Enya: Still from A Day Without Rain

Out Takes

"... as you get older, you kind of mellow out. I started asking myself if I was happy with the way I had been working. I thought, 'Yes, I love the work.'

"But I also realized that I had dedicated a lot of time solely to the music with major sacrifices regarding how much time I took out for myself. And I thought, 'I don't need to spend seven days a week in the studio'."

Indeed, when she began work on her new CD, A Day Without Rain, Enya resolved to take breaks on weekends and even indulge in a few vacations. The result, she believes, is an album with "a very content, positive feel and that's reflective of where I am right now."

Enya Stops to Smell the Roses

Elysa Gardner

USA Today (USA) 22 December 2000

NEW YORK For more than a decade, a certain Irish musician has been one of our most scrupulously private popular artists. But after selling 44 million albums worldwide, she finally is ready to make a personal revelation.

Enya is a recovering workaholic.

The 39-year-old singer, composer and multi-instrumentalist, who was born Eithne Ni Bhraonain, began realizing her problem while working on her last studio album, 1995's The Memory of Trees. Like its predecessors, 1988's Watermark and 1991's Shepherd Moons, Trees was a collection of densely layered tracks that Enya toiled on for years, devoting long hours and intense concentration to crafting her lush, ethereal sound.

"It takes me time to write a melody, to work on an arrangement," says Enya, who sits perched on a sofa in her Manhattan hotel suite. "But as you get older, you kind of mellow out. I started asking myself if I was happy with the way I had been working. I thought, 'Yes, I love the work.'

"But I also realized that I had dedicated a lot of time solely to the music with major sacrifices regarding how much time I took out for myself. And I thought, 'I don't need to spend seven days a week in the studio'."

Indeed, when she began work on her new CD, A Day Without Rain, Enya resolved to take breaks on weekends and even indulge in a few vacations. The result, she believes, is an album with "a very content, positive feel and that's reflective of where I am right now."

Enya's more relaxed approach to recording also produced a fringe benefit: For the first time, she is considering embarking on a concert tour. While she notes that it would be impossible to re-create the sound she achieves in the studio where she plays all the instrumental parts and records all vocal harmonies she envisions a stage production that would include an orchestra and choir.

"It's just a matter of sitting down and scoring the various parts," she says. "It's quite an exciting idea. We've been talking about at least trying to do a TV special by next year and take it from there."

Certainly, the audience for such an event exists.

Though Enya's soothing, contemplative oeuvre is hardly the kind of fare that attracts Top 40 radio programmers, she has maintained a devout following here and abroad.

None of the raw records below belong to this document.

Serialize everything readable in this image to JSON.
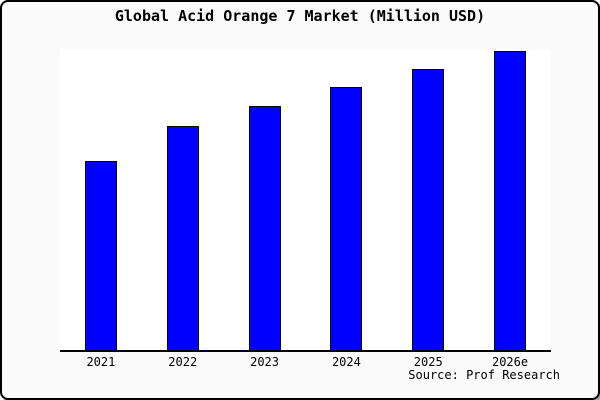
{
  "chart_data": {
    "type": "bar",
    "title": "Global Acid Orange 7 Market (Million USD)",
    "categories": [
      "2021",
      "2022",
      "2023",
      "2024",
      "2025",
      "2026e"
    ],
    "values": [
      63,
      75,
      81.5,
      88,
      94,
      100
    ],
    "xlabel": "",
    "ylabel": "",
    "ylim": [
      0,
      101
    ],
    "grid": false,
    "legend": "none",
    "y_axis_labels_visible": false,
    "source": "Source: Prof Research",
    "bar_color": "#0000fe",
    "bar_border_color": "#000000",
    "axis_color": "#000000",
    "background": "#fafafa",
    "plot_background": "#ffffff"
  }
}
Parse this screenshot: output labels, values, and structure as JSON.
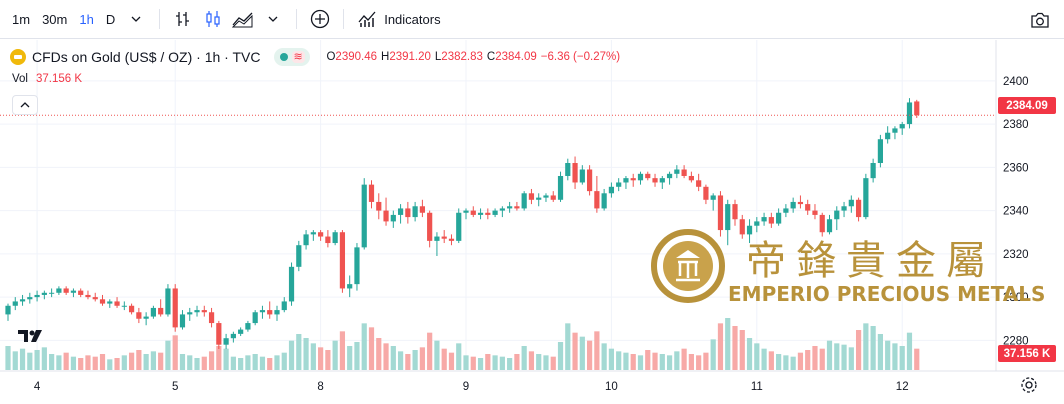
{
  "toolbar": {
    "intervals": [
      "1m",
      "30m",
      "1h",
      "D"
    ],
    "active_interval": "1h",
    "indicators_label": "Indicators"
  },
  "legend": {
    "symbol_title": "CFDs on Gold (US$ / OZ) · 1h · TVC",
    "ohlc": [
      {
        "key": "O",
        "value": "2390.46"
      },
      {
        "key": "H",
        "value": "2391.20"
      },
      {
        "key": "L",
        "value": "2382.83"
      },
      {
        "key": "C",
        "value": "2384.09"
      }
    ],
    "change": "−6.36 (−0.27%)",
    "vol_label": "Vol",
    "vol_value": "37.156 K"
  },
  "watermark": {
    "chinese": "帝鋒貴金屬",
    "english": "EMPERIO PRECIOUS METALS"
  },
  "colors": {
    "up": "#26a69a",
    "down": "#ef5350",
    "vol_up": "#a3d9d3",
    "vol_down": "#f7a9a7",
    "grid": "#f0f3fa",
    "gold": "#b8923b"
  },
  "chart_data": {
    "type": "candlestick",
    "y_axis": {
      "min": 2270,
      "max": 2405,
      "ticks": [
        2280,
        2300,
        2320,
        2340,
        2360,
        2380,
        2400
      ]
    },
    "x_ticks": [
      {
        "label": "4",
        "index": 4
      },
      {
        "label": "5",
        "index": 23
      },
      {
        "label": "8",
        "index": 43
      },
      {
        "label": "9",
        "index": 63
      },
      {
        "label": "10",
        "index": 83
      },
      {
        "label": "11",
        "index": 103
      },
      {
        "label": "12",
        "index": 123
      }
    ],
    "last_price": "2384.09",
    "last_volume": "37.156 K",
    "candles": [
      [
        2292,
        2297,
        2289,
        2296
      ],
      [
        2296,
        2300,
        2294,
        2298
      ],
      [
        2298,
        2301,
        2296,
        2299
      ],
      [
        2299,
        2302,
        2297,
        2300
      ],
      [
        2300,
        2303,
        2298,
        2301
      ],
      [
        2301,
        2303,
        2299,
        2302
      ],
      [
        2302,
        2304,
        2300,
        2302
      ],
      [
        2302,
        2305,
        2301,
        2304
      ],
      [
        2304,
        2305,
        2301,
        2302
      ],
      [
        2302,
        2304,
        2300,
        2303
      ],
      [
        2303,
        2304,
        2300,
        2301
      ],
      [
        2301,
        2303,
        2299,
        2300
      ],
      [
        2300,
        2302,
        2298,
        2299
      ],
      [
        2299,
        2301,
        2296,
        2297
      ],
      [
        2297,
        2299,
        2295,
        2298
      ],
      [
        2298,
        2300,
        2295,
        2296
      ],
      [
        2296,
        2298,
        2294,
        2296
      ],
      [
        2296,
        2297,
        2292,
        2293
      ],
      [
        2293,
        2295,
        2288,
        2290
      ],
      [
        2290,
        2293,
        2287,
        2291
      ],
      [
        2291,
        2296,
        2290,
        2295
      ],
      [
        2295,
        2299,
        2291,
        2292
      ],
      [
        2292,
        2306,
        2291,
        2304
      ],
      [
        2304,
        2306,
        2284,
        2286
      ],
      [
        2286,
        2294,
        2285,
        2292
      ],
      [
        2292,
        2295,
        2289,
        2293
      ],
      [
        2293,
        2296,
        2291,
        2294
      ],
      [
        2294,
        2296,
        2291,
        2293
      ],
      [
        2293,
        2295,
        2286,
        2288
      ],
      [
        2288,
        2289,
        2276,
        2278
      ],
      [
        2278,
        2283,
        2276,
        2281
      ],
      [
        2281,
        2284,
        2279,
        2283
      ],
      [
        2283,
        2286,
        2282,
        2285
      ],
      [
        2285,
        2289,
        2284,
        2288
      ],
      [
        2288,
        2294,
        2287,
        2293
      ],
      [
        2293,
        2296,
        2290,
        2294
      ],
      [
        2294,
        2298,
        2290,
        2292
      ],
      [
        2292,
        2296,
        2289,
        2294
      ],
      [
        2294,
        2300,
        2293,
        2298
      ],
      [
        2298,
        2316,
        2296,
        2314
      ],
      [
        2314,
        2326,
        2312,
        2324
      ],
      [
        2324,
        2331,
        2322,
        2329
      ],
      [
        2329,
        2331,
        2326,
        2330
      ],
      [
        2330,
        2331,
        2326,
        2328
      ],
      [
        2328,
        2331,
        2323,
        2325
      ],
      [
        2325,
        2331,
        2324,
        2330
      ],
      [
        2330,
        2331,
        2302,
        2304
      ],
      [
        2304,
        2310,
        2300,
        2306
      ],
      [
        2306,
        2325,
        2303,
        2323
      ],
      [
        2323,
        2355,
        2322,
        2352
      ],
      [
        2352,
        2354,
        2341,
        2344
      ],
      [
        2344,
        2348,
        2336,
        2340
      ],
      [
        2340,
        2346,
        2333,
        2335
      ],
      [
        2335,
        2340,
        2332,
        2338
      ],
      [
        2338,
        2343,
        2334,
        2341
      ],
      [
        2341,
        2344,
        2334,
        2337
      ],
      [
        2337,
        2344,
        2335,
        2342
      ],
      [
        2342,
        2345,
        2337,
        2339
      ],
      [
        2339,
        2340,
        2323,
        2326
      ],
      [
        2326,
        2330,
        2319,
        2328
      ],
      [
        2328,
        2331,
        2325,
        2327
      ],
      [
        2327,
        2329,
        2324,
        2326
      ],
      [
        2326,
        2341,
        2325,
        2339
      ],
      [
        2339,
        2341,
        2336,
        2340
      ],
      [
        2340,
        2342,
        2337,
        2338
      ],
      [
        2338,
        2341,
        2336,
        2339
      ],
      [
        2339,
        2341,
        2336,
        2338
      ],
      [
        2338,
        2341,
        2337,
        2340
      ],
      [
        2340,
        2342,
        2337,
        2341
      ],
      [
        2341,
        2344,
        2339,
        2342
      ],
      [
        2342,
        2344,
        2340,
        2341
      ],
      [
        2341,
        2349,
        2340,
        2348
      ],
      [
        2348,
        2350,
        2343,
        2345
      ],
      [
        2345,
        2348,
        2342,
        2346
      ],
      [
        2346,
        2348,
        2344,
        2347
      ],
      [
        2347,
        2349,
        2344,
        2345
      ],
      [
        2345,
        2358,
        2344,
        2356
      ],
      [
        2356,
        2364,
        2354,
        2362
      ],
      [
        2362,
        2365,
        2350,
        2353
      ],
      [
        2353,
        2361,
        2352,
        2359
      ],
      [
        2359,
        2361,
        2347,
        2349
      ],
      [
        2349,
        2356,
        2339,
        2341
      ],
      [
        2341,
        2350,
        2340,
        2348
      ],
      [
        2348,
        2353,
        2346,
        2351
      ],
      [
        2351,
        2355,
        2349,
        2353
      ],
      [
        2353,
        2356,
        2350,
        2355
      ],
      [
        2355,
        2357,
        2351,
        2354
      ],
      [
        2354,
        2358,
        2352,
        2357
      ],
      [
        2357,
        2358,
        2354,
        2355
      ],
      [
        2355,
        2357,
        2351,
        2353
      ],
      [
        2353,
        2356,
        2350,
        2355
      ],
      [
        2355,
        2358,
        2352,
        2357
      ],
      [
        2357,
        2361,
        2355,
        2359
      ],
      [
        2359,
        2361,
        2355,
        2356
      ],
      [
        2356,
        2358,
        2353,
        2354
      ],
      [
        2354,
        2357,
        2349,
        2351
      ],
      [
        2351,
        2352,
        2343,
        2345
      ],
      [
        2345,
        2348,
        2340,
        2347
      ],
      [
        2347,
        2349,
        2328,
        2331
      ],
      [
        2331,
        2345,
        2324,
        2343
      ],
      [
        2343,
        2345,
        2333,
        2336
      ],
      [
        2336,
        2338,
        2327,
        2329
      ],
      [
        2329,
        2336,
        2325,
        2333
      ],
      [
        2333,
        2337,
        2330,
        2335
      ],
      [
        2335,
        2339,
        2333,
        2337
      ],
      [
        2337,
        2339,
        2332,
        2334
      ],
      [
        2334,
        2341,
        2333,
        2339
      ],
      [
        2339,
        2343,
        2337,
        2341
      ],
      [
        2341,
        2346,
        2339,
        2344
      ],
      [
        2344,
        2347,
        2341,
        2343
      ],
      [
        2343,
        2345,
        2338,
        2340
      ],
      [
        2340,
        2343,
        2336,
        2338
      ],
      [
        2338,
        2339,
        2328,
        2330
      ],
      [
        2330,
        2338,
        2329,
        2336
      ],
      [
        2336,
        2342,
        2331,
        2340
      ],
      [
        2340,
        2344,
        2337,
        2342
      ],
      [
        2342,
        2347,
        2339,
        2345
      ],
      [
        2345,
        2346,
        2335,
        2337
      ],
      [
        2337,
        2357,
        2336,
        2355
      ],
      [
        2355,
        2364,
        2353,
        2362
      ],
      [
        2362,
        2375,
        2360,
        2373
      ],
      [
        2373,
        2379,
        2371,
        2376
      ],
      [
        2376,
        2379,
        2373,
        2378
      ],
      [
        2378,
        2381,
        2375,
        2380
      ],
      [
        2380,
        2392,
        2378,
        2390
      ],
      [
        2390.46,
        2391.2,
        2382.83,
        2384.09
      ]
    ],
    "volumes": [
      18,
      14,
      16,
      13,
      15,
      17,
      12,
      11,
      13,
      10,
      9,
      11,
      10,
      12,
      8,
      9,
      11,
      13,
      15,
      12,
      14,
      13,
      22,
      26,
      12,
      11,
      9,
      10,
      14,
      18,
      16,
      10,
      9,
      11,
      12,
      10,
      9,
      11,
      13,
      22,
      27,
      24,
      20,
      17,
      15,
      22,
      29,
      18,
      21,
      35,
      32,
      24,
      20,
      18,
      14,
      12,
      15,
      17,
      28,
      22,
      16,
      13,
      20,
      11,
      10,
      9,
      12,
      11,
      10,
      9,
      12,
      18,
      14,
      12,
      11,
      10,
      21,
      35,
      28,
      25,
      22,
      29,
      20,
      16,
      14,
      13,
      12,
      11,
      15,
      13,
      12,
      11,
      14,
      16,
      12,
      11,
      13,
      23,
      35,
      39,
      33,
      30,
      24,
      20,
      16,
      14,
      12,
      11,
      10,
      13,
      15,
      18,
      16,
      22,
      20,
      19,
      17,
      30,
      35,
      33,
      27,
      22,
      20,
      18,
      28,
      16
    ]
  }
}
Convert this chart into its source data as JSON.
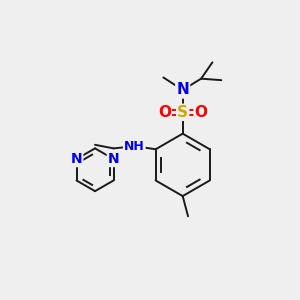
{
  "background_color": "#efefef",
  "bond_color": "#1a1a1a",
  "atom_colors": {
    "N": "#0000ee",
    "S": "#ccaa00",
    "O": "#ff0000",
    "C": "#1a1a1a"
  },
  "figsize": [
    3.0,
    3.0
  ],
  "dpi": 100,
  "lw": 1.4
}
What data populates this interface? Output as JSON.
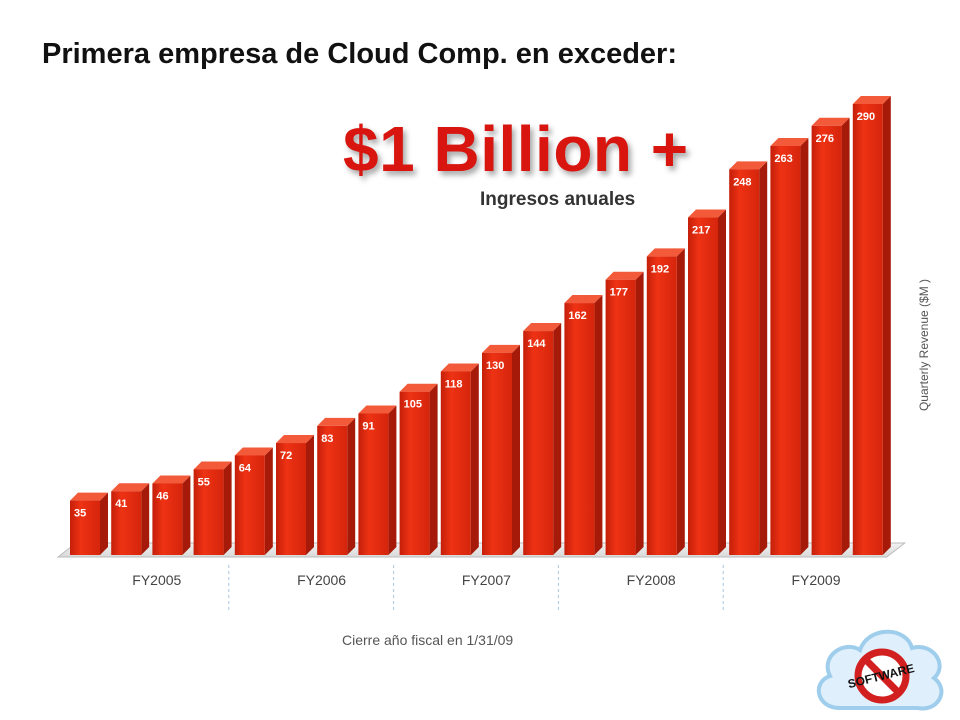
{
  "title": "Primera empresa de Cloud Comp. en exceder:",
  "headline": "$1 Billion +",
  "subheadline": "Ingresos anuales",
  "footnote": "Cierre año fiscal en 1/31/09",
  "logo": {
    "text": "SOFTWARE",
    "icon": "no-software-cloud-logo"
  },
  "colors": {
    "bar_front": "#e52b10",
    "bar_side": "#a51a08",
    "bar_top": "#f25a3a",
    "headline": "#d8150f"
  },
  "chart_data": {
    "type": "bar",
    "ylabel": "Quarterly Revenue ($M )",
    "xlabel": "",
    "values": [
      35,
      41,
      46,
      55,
      64,
      72,
      83,
      91,
      105,
      118,
      130,
      144,
      162,
      177,
      192,
      217,
      248,
      263,
      276,
      290
    ],
    "groups": [
      "FY2005",
      "FY2006",
      "FY2007",
      "FY2008",
      "FY2009"
    ],
    "group_sizes": [
      4,
      4,
      4,
      4,
      4
    ],
    "ylim": [
      0,
      300
    ],
    "grid": false,
    "legend": "none"
  }
}
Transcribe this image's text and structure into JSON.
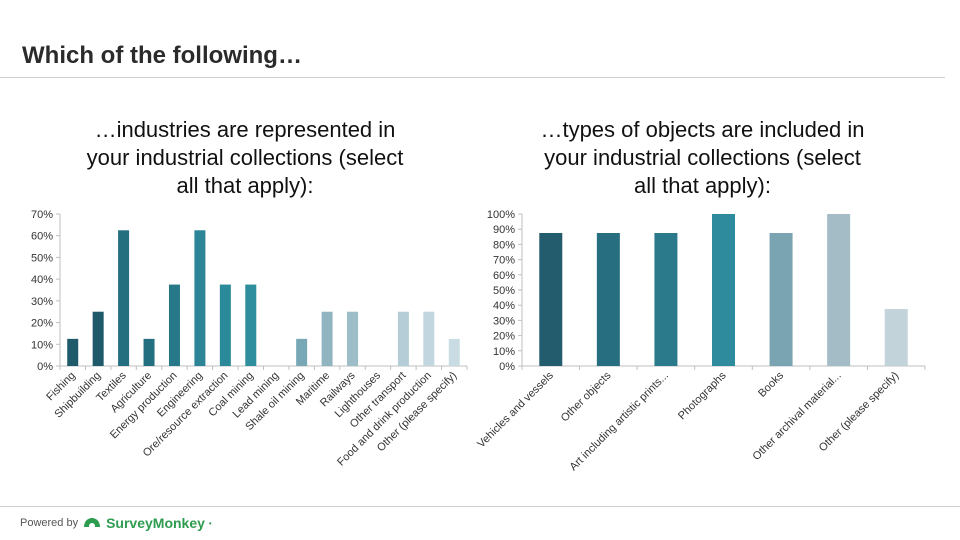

Some fans have attributed healing powers to her music, relaying stories of how her songs have helped ease physical and emotional duress.

While Enya is hugely flattered by such feedback, she insists that "I never bring thoughts about the success or the listeners into the studio with me."

For her, writing and recording is a fairly solitary process, in which her only companionship is provided by longtime colleagues Nicky and Roma Ryan.

Nicky managed Clannad, the family group that Enya performed with in the late '70s and early '80s, and has produced all her solo efforts; Roma, his wife, writes lyrics to accompany Enya's melodies.

"It's a very conscious decision to have only Nicky, Roma and myself in the studio," Enya says.

"No one else can hear the music until it's completely finished. The record company knows that they can't be phoning me up all the time, asking, 'When will it be ready?' They have understood that from the beginning, which is great."

Enya's professional associates and her fans are equally respectful of her enduring desire for a private life. Whether traveling the globe to promote a project or unwinding at her home in a suburb of Dublin, she is approached by admirers, but they are generally polite to a fault.

"They'll quietly ask me for an autograph," she muses, lowering her voice to a whisper in an affectionate simulation of this technique. "They'll say, 'I know you don't like to be bothered.' But I don't mind being recognized."

Nor does Enya mind discussing her current contentment to a point. Asked if there is a specific reason for her new and improved outlook on art and life, she mentions no boyfriend, puppy or Eastern philosophy. She simply advises the curious to listen and learn.

"My music was out there selling itself before anyone knew who I was," she notes. "That's how I've expressed myself and shared my personal moments. My choice has been to stand back and let the music speak for itself."